Edson Franco, CEO da Zurich Brasil, ressaltou o papel do setor segurador como investidor institucional e a necessidade de fortalecer a credibilidade dos projetos de biodiversidade e créditos de carbono.
“O setor de seguros no Brasil administra aproximadamente R$ 2 trilhões em reservas matemáticas, sendo responsável pelo financiamento de 13% a 14% da dívida pública nacional.
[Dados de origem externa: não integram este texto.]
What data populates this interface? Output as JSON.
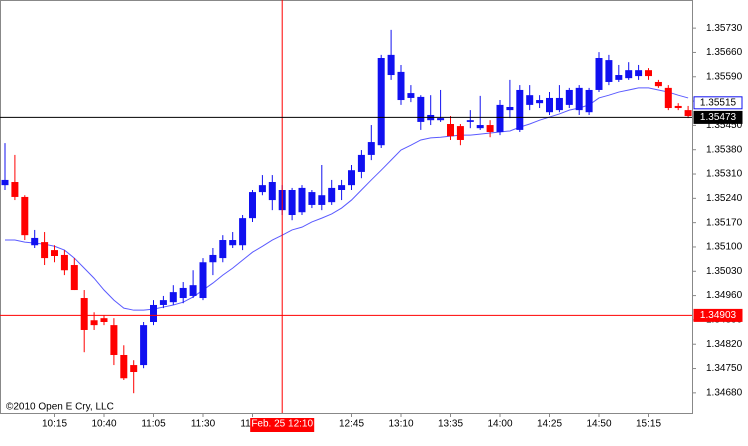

Temos capacidade de investir, mas precisamos de projetos consistentes e regulados, que possam ser registrados como ativos nos balanços”, afirmou.
Segundo Franco, um dos caminhos está em mecanismos como seguros de performance, que garantem que projetos ambientais atinjam os resultados esperados. “Isso ajudaria a criar ativos confiáveis e fortalecer o mercado de investimentos ligados à biodiversidade”, completou.
O painel destacou ainda que mais de 50% do PIB global depende de ecossistemas saudáveis, reforçando a biodiversidade como ativo estratégico para empresas e governos. A América Latina, que concentra 40% da biodiversidade mundial, incluindo a Amazônia, foi apontada como região-chave para liderar a transição para uma economia positiva para a natureza.
As discussões abordaram desde o uso de soluções baseadas na natureza, como restauração de ecossistemas e práticas regenerativas, até inovações financeiras, como créditos de biodiversidade e reforestation bonds, além do papel de instituições financeiras e investidores no financiamento de projetos sustentáveis.